The EPI shows that investor sentiment continues to play a large role in the performance of Australian shares, with sentiment weighing on the market since the GFC. But it also reveals stark differences in investor sentiment between the genders and different age groups.
Here are some of our key findings.
Are women the smarter investors?
*Includes First Choice (Investments, Personal Super, both retail and wholesale funds) and Managed
Investments (excludes automatic rebalances, withdrawals and additions).Our analysis of switching behaviour suggests that women are more sensitive to current changes in market performance than men, making them more likely to switch in a way that locks in both gains and losses. Looking at the dotted blue line in the graph above, we see that male investors were actually more circumspect between 2005 and 2009, switching money out of equities even as the sharemarket rose, despite a stronger overall preference for shares then women. In other words, men follow leads in the market more closely than women, who are more cautious.

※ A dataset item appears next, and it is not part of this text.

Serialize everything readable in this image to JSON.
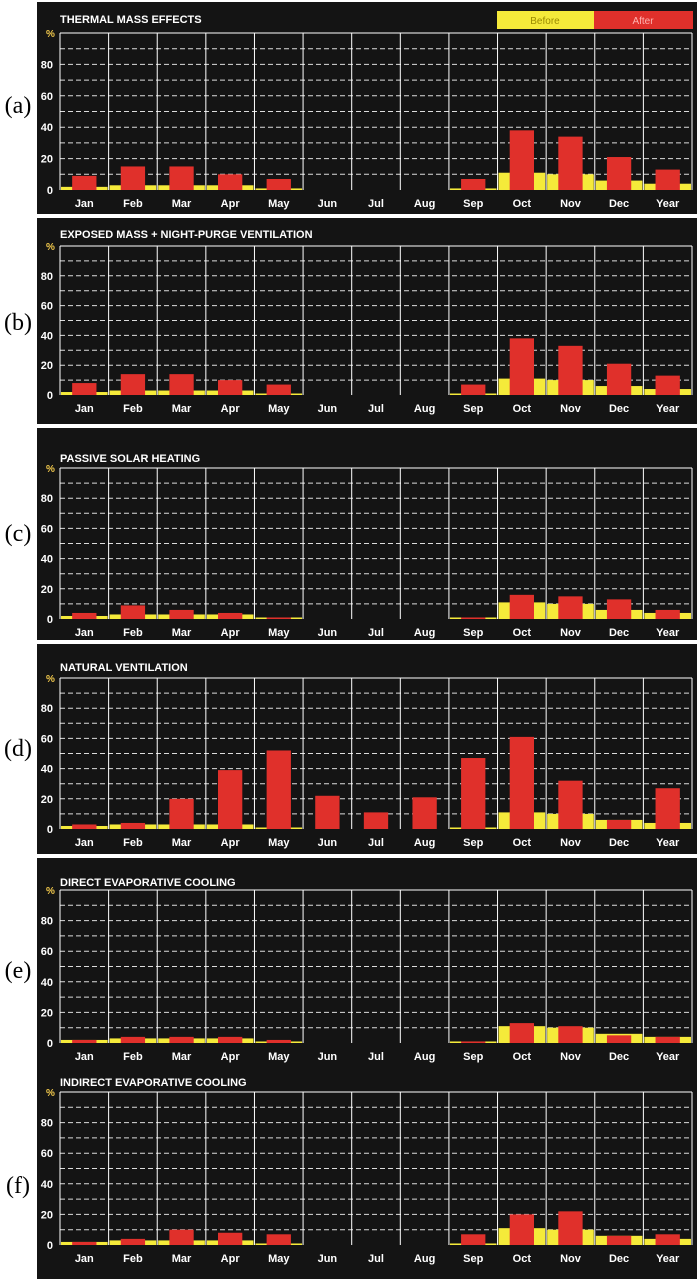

Looking at the solid pink and blue lines, which take into account new investors (applications) and departing investors (redemptions), we get a slightly different picture. Even after the GFC, men continued to put more money into shares than women, with women reducing allocation to shares.

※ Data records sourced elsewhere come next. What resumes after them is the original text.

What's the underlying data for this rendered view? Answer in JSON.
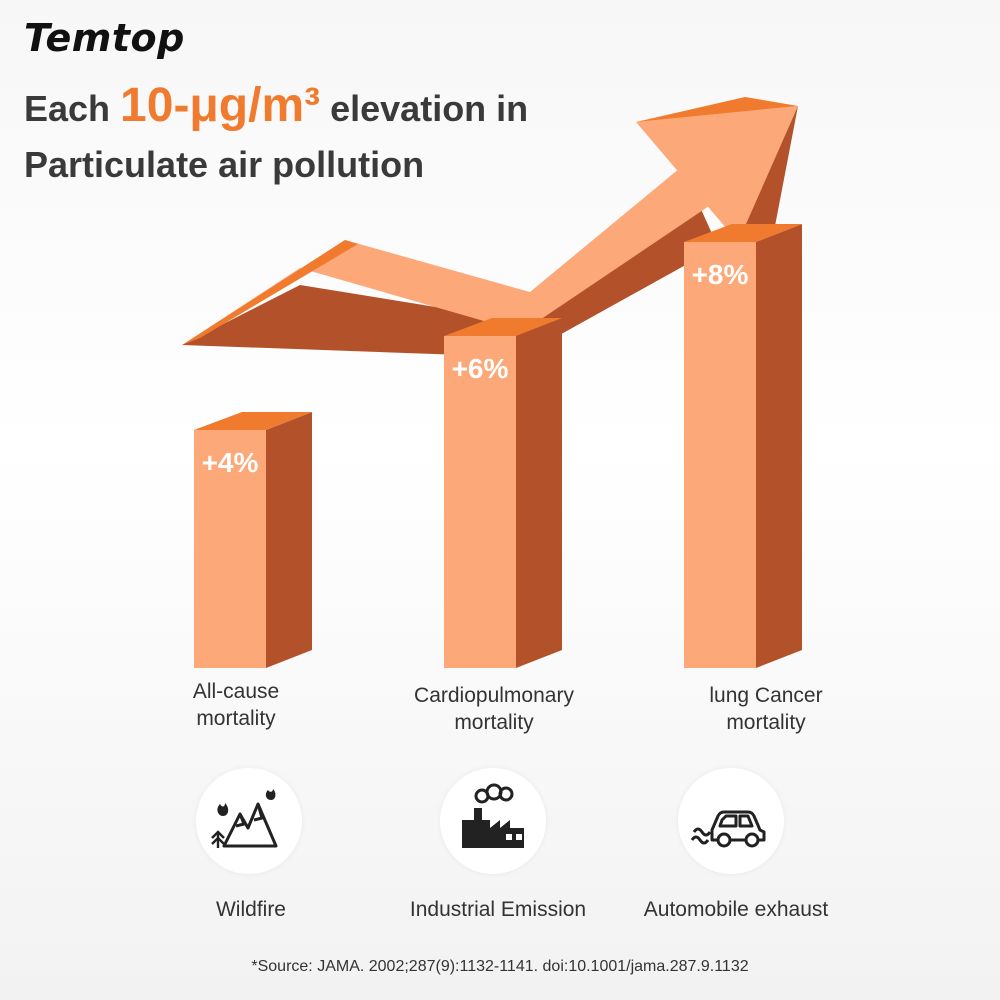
{
  "brand": "Temtop",
  "headline": {
    "prefix": "Each ",
    "highlight": "10-μg/m³",
    "suffix": " elevation in",
    "line2": "Particulate air pollution"
  },
  "chart_data": {
    "type": "bar",
    "categories": [
      "All-cause mortality",
      "Cardiopulmonary mortality",
      "lung Cancer mortality"
    ],
    "category_lines": [
      [
        "All-cause",
        "mortality"
      ],
      [
        "Cardiopulmonary",
        "mortality"
      ],
      [
        "lung Cancer",
        "mortality"
      ]
    ],
    "values": [
      4,
      6,
      8
    ],
    "value_labels": [
      "+4%",
      "+6%",
      "+8%"
    ],
    "unit": "%",
    "trend_arrow": "rising",
    "colors": {
      "front": "#fda878",
      "top": "#f07a2e",
      "side": "#b3522a"
    }
  },
  "sources": [
    {
      "label": "Wildfire",
      "icon": "wildfire-icon"
    },
    {
      "label": "Industrial Emission",
      "icon": "factory-icon"
    },
    {
      "label": "Automobile exhaust",
      "icon": "car-exhaust-icon"
    }
  ],
  "footnote": "*Source: JAMA. 2002;287(9):1132-1141. doi:10.1001/jama.287.9.1132"
}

One reason could be changing labour market trends. Since the GFC, the jobs market for women has been slower to recover than the jobs market for men, with male unemployment falling 17% since June 2009, while female unemployment has risen by 3%.
But women’s cautious investment behaviour, coupled with a lower average superannuation balance than men, adds to rising concerns that women may not be able to meet their retirement income goals without substantially increasing their savings.
Older investors seek security
What about different age groups? Here the pattern is pretty much as you might expect, with older investors much less interested in shares than their younger peers, but with a few interesting twists.
Those under 35 (the red line in the graph) have generally maintained a higher and growing preference for shares throughout the GFC, revealing their higher appetite for risk. The middle age groups from 35 to 49 (the orange line) and 50 to 59 (the green line) are much more circumspect, although they have shown bouts of positive sentiment towards shares.
Interestingly, these two groups seem to act in similar ways, much more than you would expect given their 25 year age difference. Overall, the survey suggests that they are dormant share investors, people who had a preference for shares when returns were good and who are now waiting to see whether their initial love for equities prior to the GFC was correct.
It’s also in these age groups that we see the biggest differences between men and women, with women adopting a much more conservative approach to investing than men. Lifestyle factors do come into play here, with many women taking time off to care for growing families, even as their male partners approach their key earning years. But once again, this raises questions about the adequacy of women’s retirement savings.
Are we saving enough?
For now, it remains unclear whether the lower preference for shares revealed by the EPI is permanent or temporary. If it’s temporary, we would expect to see money flow back into share-based options once the market recovers and shows signs of stability. But if it it’s permanent, that may have significant implications for the financial security of Australians in retirement, particularly older women.
Today Australians are living longer and staying more active in retirement than ever before, making it particularly important to focus on building retirement savings. Cautious investors who permanently allocate out of shares could find themselves scrambling to catch up in future. Paradoxically, a desire to avoid risk now could see them facing the biggest risk of all: the risk of running out of cash in retirement.